2020年の東京五輪開催が決定し、早くも経済効果が期待されている。特に株価に関しては、バブル時以上の値動きを予想する向きもある。

 株価の動きが、前回の東京五輪の開催地決定から開催までの上昇と同じような道筋をたどれば、一時的に3万円超えもあり得る。日経平均株価が4万円に近づくというエコノミストのレポートも飛び出した。4万円はバブル期の最高値を上回るが、大和証券の木野内栄治シニアストラテジストは、「今後1カ月の間で(5月につけた年初来高値水準の)1万5000円台をうかがい、いったん落ち着くでしょう」とみる。

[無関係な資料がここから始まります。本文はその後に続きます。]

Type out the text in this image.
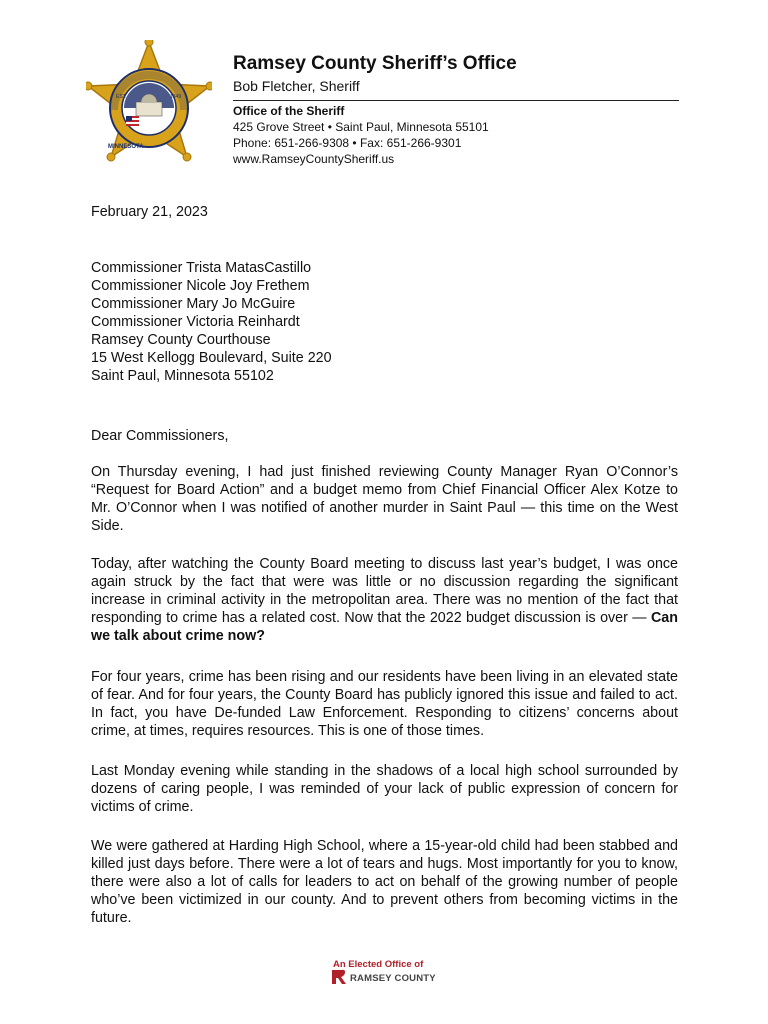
MINNESOTA
EST.	1849
Ramsey County Sheriff’s Office
Bob Fletcher, Sheriff
Office of the Sheriff
425 Grove Street • Saint Paul, Minnesota 55101
Phone: 651-266-9308 • Fax: 651-266-9301
www.RamseyCountySheriff.us
February 21, 2023
Commissioner Trista MatasCastillo
Commissioner Nicole Joy Frethem
Commissioner Mary Jo McGuire
Commissioner Victoria Reinhardt
Ramsey County Courthouse
15 West Kellogg Boulevard, Suite 220
Saint Paul, Minnesota 55102
Dear Commissioners,
On Thursday evening, I had just finished reviewing County Manager Ryan O’Connor’s “Request for Board Action” and a budget memo from Chief Financial Officer Alex Kotze to Mr. O’Connor when I was notified of another murder in Saint Paul — this time on the West Side.
Today, after watching the County Board meeting to discuss last year’s budget, I was once again struck by the fact that were was little or no discussion regarding the significant increase in criminal activity in the metropolitan area. There was no mention of the fact that responding to crime has a related cost. Now that the 2022 budget discussion is over — Can we talk about crime now?
For four years, crime has been rising and our residents have been living in an elevated state of fear. And for four years, the County Board has publicly ignored this issue and failed to act. In fact, you have De-funded Law Enforcement. Responding to citizens’ concerns about crime, at times, requires resources. This is one of those times.
Last Monday evening while standing in the shadows of a local high school surrounded by dozens of caring people, I was reminded of your lack of public expression of concern for victims of crime.
We were gathered at Harding High School, where a 15-year-old child had been stabbed and killed just days before. There were a lot of tears and hugs. Most importantly for you to know, there were also a lot of calls for leaders to act on behalf of the growing number of people who’ve been victimized in our county. And to prevent others from becoming victims in the future.
An Elected Office of
RAMSEY COUNTY
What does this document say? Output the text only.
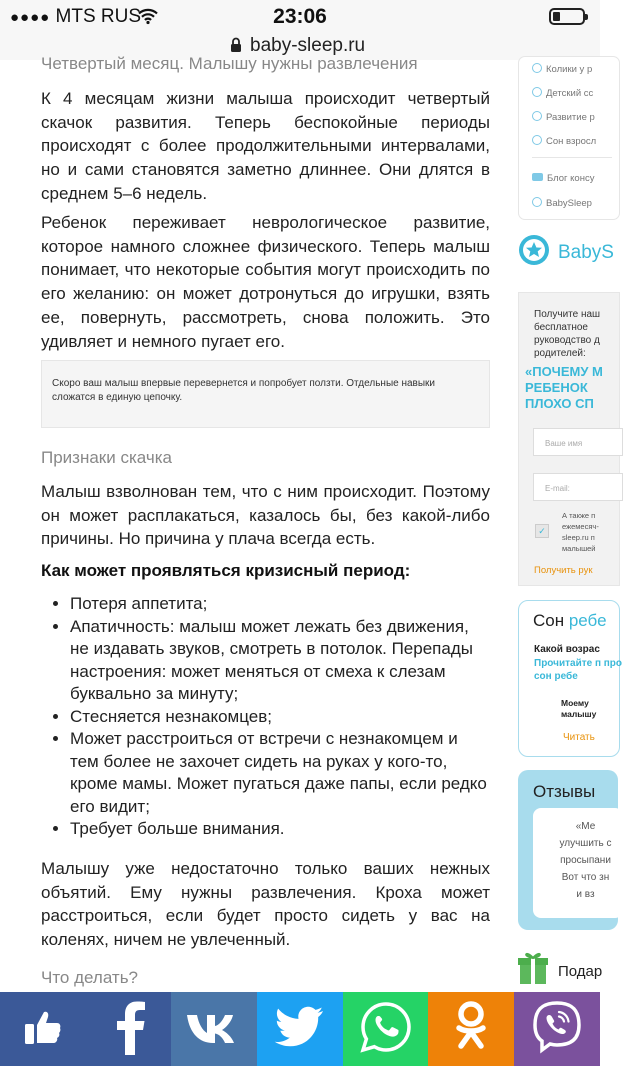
●●●● MTS RUS	23:06
baby-sleep.ru
Четвертый месяц. Малышу нужны развлечения

К 4 месяцам жизни малыша происходит четвертый скачок развития. Теперь беспокойные периоды происходят с более продолжительными интервалами, но и сами становятся заметно длиннее. Они длятся в среднем 5–6 недель.

Ребенок переживает неврологическое развитие, которое намного сложнее физического. Теперь малыш понимает, что некоторые события могут происходить по его желанию: он может дотронуться до игрушки, взять ее, повернуть, рассмотреть, снова положить. Это удивляет и немного пугает его.

Скоро ваш малыш впервые перевернется и попробует ползти. Отдельные навыки сложатся в единую цепочку.
Признаки скачка

Малыш взволнован тем, что с ним происходит. Поэтому он может расплакаться, казалось бы, без какой-либо причины. Но причина у плача всегда есть.

Как может проявляться кризисный период:
• Потеря аппетита;
• Апатичность: малыш может лежать без движения, не издавать звуков, смотреть в потолок. Перепады настроения: может меняться от смеха к слезам буквально за минуту;
• Стесняется незнакомцев;
• Может расстроиться от встречи с незнакомцем и тем более не захочет сидеть на руках у кого-то, кроме мамы. Может пугаться даже папы, если редко его видит;
• Требует больше внимания.

Малышу уже недостаточно только ваших нежных объятий. Ему нужны развлечения. Кроха может расстроиться, если будет просто сидеть у вас на коленях, ничем не увлеченный.

Что делать?
Колики у р
Детский сс
Развитие р
Сон взросл
Блог консу
BabySleep
BabyS
Получите наш бесплатное руководство д родителей:
«ПОЧЕМУ М РЕБЕНОК ПЛОХО СП
Ваше имя
E-mail:
✓
А также п ежемесяч- sleep.ru п малышей
Получить рук
Сон ребе
Какой возрас
Прочитайте п про сон ребе
Моему малышу
Читать
Отзывы
«Ме
улучшить с
просыпани
Вот что зн
и вз
Подар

 その後、外部環境の類似性から、開幕までの株価は00年のシドニー五輪と同様のパターンをたどると予測。それは、緩やかながら右肩上がりのカーブを描いているのだが、当面は立ち上がりが鈍い。

「(公共投資の)プラン作りに時間がかかるためです。少なくとも来年はそのために費やされるでしょう。実際の経済効果が表れるには、さらに時間がかかると思われます」

 個別銘柄はどうか。大和証券では、建設やスポーツ用品の製造・販売、旅客など今回の特需を追い風にしそうな「五輪関連銘柄」をピックアップした。

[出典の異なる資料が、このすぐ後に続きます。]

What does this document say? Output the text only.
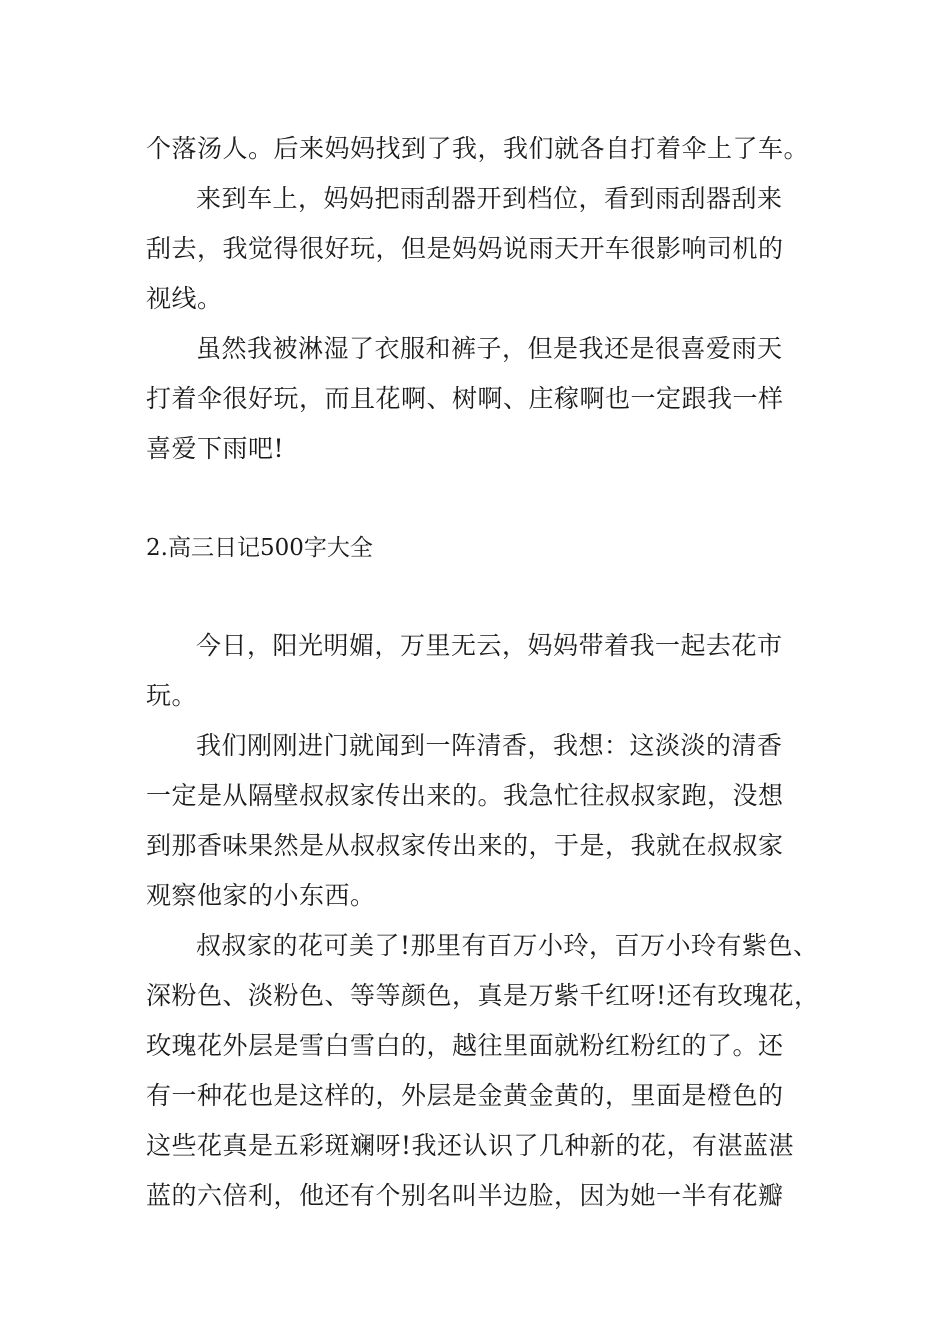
个落汤人。后来妈妈找到了我，我们就各自打着伞上了车。
来到车上，妈妈把雨刮器开到档位，看到雨刮器刮来
刮去，我觉得很好玩，但是妈妈说雨天开车很影响司机的
视线。
虽然我被淋湿了衣服和裤子，但是我还是很喜爱雨天
打着伞很好玩，而且花啊、树啊、庄稼啊也一定跟我一样
喜爱下雨吧!
2.高三日记500字大全
今日，阳光明媚，万里无云，妈妈带着我一起去花市
玩。
我们刚刚进门就闻到一阵清香，我想：这淡淡的清香
一定是从隔壁叔叔家传出来的。我急忙往叔叔家跑，没想
到那香味果然是从叔叔家传出来的，于是，我就在叔叔家
观察他家的小东西。
叔叔家的花可美了!那里有百万小玲，百万小玲有紫色、
深粉色、淡粉色、等等颜色，真是万紫千红呀!还有玫瑰花，
玫瑰花外层是雪白雪白的，越往里面就粉红粉红的了。还
有一种花也是这样的，外层是金黄金黄的，里面是橙色的
这些花真是五彩斑斓呀!我还认识了几种新的花，有湛蓝湛
蓝的六倍利，他还有个别名叫半边脸，因为她一半有花瓣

 建設関連では大林組、清水建設、鹿島などを挙げたが、「スーパーゼネコンの中でも今回、シンボリックな銘柄になる」と指摘するのが大成建設。売り上げの6割を首都圏の事業で占め、「東京で五輪が開かれるメリットが一番大きいのではないか」とみている。同じ理由で、湾岸エリアで多くの事業を手掛けている三井不動産にも地の利がある。

 スポーツ用品製造のアシックスは、海外展開を推し進めてきた。東京に世界の目が向くことで、これまでの「グローバルマーケティング」の成果を享受できる可能性があるという。850万人とも言われる海外からの旅行者を運ぶJALなど運輸も、注目業種の一つに数えられる。